Off-Broadway Review: “Seared” in the Susan & Ronald Frankel Theater at the Robert W. Wilson MCC Theater Space

Off-Broadway Review: “Seared” in the Susan & Ronald Frankel Theater at The Robert W. Wilson MCC Theater Space (Closed Sunday December 22, 2019)
Directed by Moritz Von Stuelpnagel
Reviewed by David Roberts
Theatre Reviews Limited

Successful entrepreneurs like Harry (an overzealous but hypersensitive Raúl Esparza) typically attempt to guard their “art” from “commerce” for as long as possible. They feel frightened by the prospect of commercial success overwhelming their sense of artistic integrity. At least that is Harry’s point of view in Theresa Rebeck’s “Seared” currently running in the Susan & Ronald Frankel Theater at The Robert W. Wilson MCC Theater Space. With the financial backing of his friend Mike (an overly nervous and conspiring David Mason), the cantankerous chef Harry establishes a popular eatery in New York City that allows him to both satisfy his customers’ palates and his own creative spirit.

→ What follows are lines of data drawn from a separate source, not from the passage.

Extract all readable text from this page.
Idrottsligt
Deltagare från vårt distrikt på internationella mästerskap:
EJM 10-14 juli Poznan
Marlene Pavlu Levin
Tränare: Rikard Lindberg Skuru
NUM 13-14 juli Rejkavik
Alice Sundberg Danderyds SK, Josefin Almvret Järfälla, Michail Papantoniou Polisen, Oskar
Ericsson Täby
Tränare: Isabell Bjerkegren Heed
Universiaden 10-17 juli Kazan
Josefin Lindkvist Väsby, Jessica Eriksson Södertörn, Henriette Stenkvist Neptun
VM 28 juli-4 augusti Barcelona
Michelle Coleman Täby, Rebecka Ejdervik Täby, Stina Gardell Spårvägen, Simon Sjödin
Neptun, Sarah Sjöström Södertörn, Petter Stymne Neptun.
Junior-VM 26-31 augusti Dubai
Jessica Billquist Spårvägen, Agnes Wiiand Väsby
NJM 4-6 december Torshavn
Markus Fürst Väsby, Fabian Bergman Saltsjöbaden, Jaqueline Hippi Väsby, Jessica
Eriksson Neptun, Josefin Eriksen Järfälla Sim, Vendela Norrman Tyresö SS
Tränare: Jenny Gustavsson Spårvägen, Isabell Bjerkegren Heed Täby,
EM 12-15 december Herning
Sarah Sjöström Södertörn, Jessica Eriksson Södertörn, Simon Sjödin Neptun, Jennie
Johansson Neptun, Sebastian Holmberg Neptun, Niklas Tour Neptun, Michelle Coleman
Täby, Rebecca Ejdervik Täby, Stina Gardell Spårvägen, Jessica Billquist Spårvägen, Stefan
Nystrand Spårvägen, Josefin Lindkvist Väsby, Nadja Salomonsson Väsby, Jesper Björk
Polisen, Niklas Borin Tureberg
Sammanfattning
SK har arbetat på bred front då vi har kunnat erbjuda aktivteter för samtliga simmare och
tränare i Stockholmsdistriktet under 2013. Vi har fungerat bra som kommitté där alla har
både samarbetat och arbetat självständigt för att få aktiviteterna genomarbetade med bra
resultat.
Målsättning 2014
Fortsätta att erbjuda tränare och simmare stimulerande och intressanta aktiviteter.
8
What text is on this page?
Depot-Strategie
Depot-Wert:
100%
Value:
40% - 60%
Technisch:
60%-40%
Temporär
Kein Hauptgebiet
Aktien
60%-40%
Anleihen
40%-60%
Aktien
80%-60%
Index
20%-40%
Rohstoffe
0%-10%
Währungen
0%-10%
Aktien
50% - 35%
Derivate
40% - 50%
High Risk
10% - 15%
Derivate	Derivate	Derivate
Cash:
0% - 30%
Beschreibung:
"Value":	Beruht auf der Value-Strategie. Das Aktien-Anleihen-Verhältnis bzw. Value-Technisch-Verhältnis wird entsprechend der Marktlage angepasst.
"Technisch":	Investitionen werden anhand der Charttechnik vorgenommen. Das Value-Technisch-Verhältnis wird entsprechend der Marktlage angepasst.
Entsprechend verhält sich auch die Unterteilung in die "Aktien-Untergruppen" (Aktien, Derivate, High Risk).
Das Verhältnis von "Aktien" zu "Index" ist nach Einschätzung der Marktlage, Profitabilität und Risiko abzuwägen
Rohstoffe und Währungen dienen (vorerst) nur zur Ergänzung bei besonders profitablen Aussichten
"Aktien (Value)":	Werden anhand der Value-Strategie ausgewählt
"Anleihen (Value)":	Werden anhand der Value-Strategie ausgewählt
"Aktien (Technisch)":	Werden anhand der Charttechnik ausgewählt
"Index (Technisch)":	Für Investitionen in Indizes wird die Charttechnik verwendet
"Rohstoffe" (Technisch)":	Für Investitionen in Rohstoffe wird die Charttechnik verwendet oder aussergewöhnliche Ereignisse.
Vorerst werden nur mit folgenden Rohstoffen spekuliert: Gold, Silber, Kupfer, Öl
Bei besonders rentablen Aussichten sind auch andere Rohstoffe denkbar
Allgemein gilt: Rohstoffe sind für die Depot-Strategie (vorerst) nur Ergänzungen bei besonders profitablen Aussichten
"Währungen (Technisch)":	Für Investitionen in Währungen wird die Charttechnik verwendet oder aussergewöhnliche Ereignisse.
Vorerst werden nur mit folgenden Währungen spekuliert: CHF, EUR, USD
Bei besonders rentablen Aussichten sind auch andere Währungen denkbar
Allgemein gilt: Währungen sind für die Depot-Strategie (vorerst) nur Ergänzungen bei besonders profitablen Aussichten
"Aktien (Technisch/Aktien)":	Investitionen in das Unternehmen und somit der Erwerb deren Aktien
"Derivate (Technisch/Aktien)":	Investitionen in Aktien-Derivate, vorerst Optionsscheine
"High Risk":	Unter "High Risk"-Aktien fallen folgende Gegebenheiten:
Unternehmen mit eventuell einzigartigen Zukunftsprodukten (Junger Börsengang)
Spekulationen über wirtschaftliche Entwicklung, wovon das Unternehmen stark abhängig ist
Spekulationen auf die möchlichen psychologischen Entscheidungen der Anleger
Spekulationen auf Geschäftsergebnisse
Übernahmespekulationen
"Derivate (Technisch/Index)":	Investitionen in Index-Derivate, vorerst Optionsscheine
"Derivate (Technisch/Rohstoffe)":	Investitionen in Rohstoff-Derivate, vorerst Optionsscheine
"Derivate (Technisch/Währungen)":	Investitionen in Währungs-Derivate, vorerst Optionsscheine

After receiving a rave review for his seared salmon, Harry must decide whether to include the dish (he really does not like cooking fish) as a regular choice on his restaurant’s menu. Certainly, his patrons want that salmon dish after the review, and his partner – explaining the establishment’s financial difficulties – wants Harry to sear the salmon regularly. The restaurant’s only waiter Rodney (a compassionate and resourceful W. Tré Davis) also believes Harry should bow to the successful review and prepare the salmon daily. Harry protests that the salmon that garnered the positive review is difficult to find and doesn’t want to bow to pressure from his patrons. They will eat what he chooses to cook.

“Seared’s” temperature heats up when, on the sly, Mike hires Emily (a provocative and gumptious Krysta Rodriguez) as a consultant to convince Harry it is time to expand his business which includes offering salmon on the menu – even if he has to settle for farm-raised salmon instead of the wild-caught salmon that won the food critic’s praise. Emily’s suggestions include almost doubling the seating, sponsoring Japanese cutlery manufactures, and – in short – becoming a better business partner for Mike by agreeing to all she suggests.

The bulk of the over-long play includes arguing, frequent screaming matches, a secret tryst, more arguing, all leading up to Harry walking out just after the arrival of the New York Times food critic. Rodney takes over and prepares the critic’s meal which garners the restaurant, and absent Harry, more accolades. Harry returns weeks later to a restaurant that is functioning quite nicely without him and everyone must decide how to move forward with Harry’s unexpected return.

Tim Mackabee’s set is a perfectly appointed commercial kitchen with a working stove. Under Moritz Von Stuelpnagel’s keen direction, the cast fills the kitchen with authentic and believable frenzy during dinner rush and with the same energy during “downtime” when the characters broker the restaurant’s future. Theresa Rebeck’s script raises rich questions about art and commerce and provides enough “moral ambiguity” to allow the audience to grapple with possible answers to those questions. Should Harry have left? Should Rodney take over the role of chef? Would it be more honest to just close the restaurant if Harry’s artistic choices could not have been met? Can art and commerce ever peacefully coexist?

Ms. Rebeck’s fine script serves as a tantalizing trope – here an extended metaphor – for the place art occupies in America’s commercial environment and for the future of all artistic endeavors in that milieu.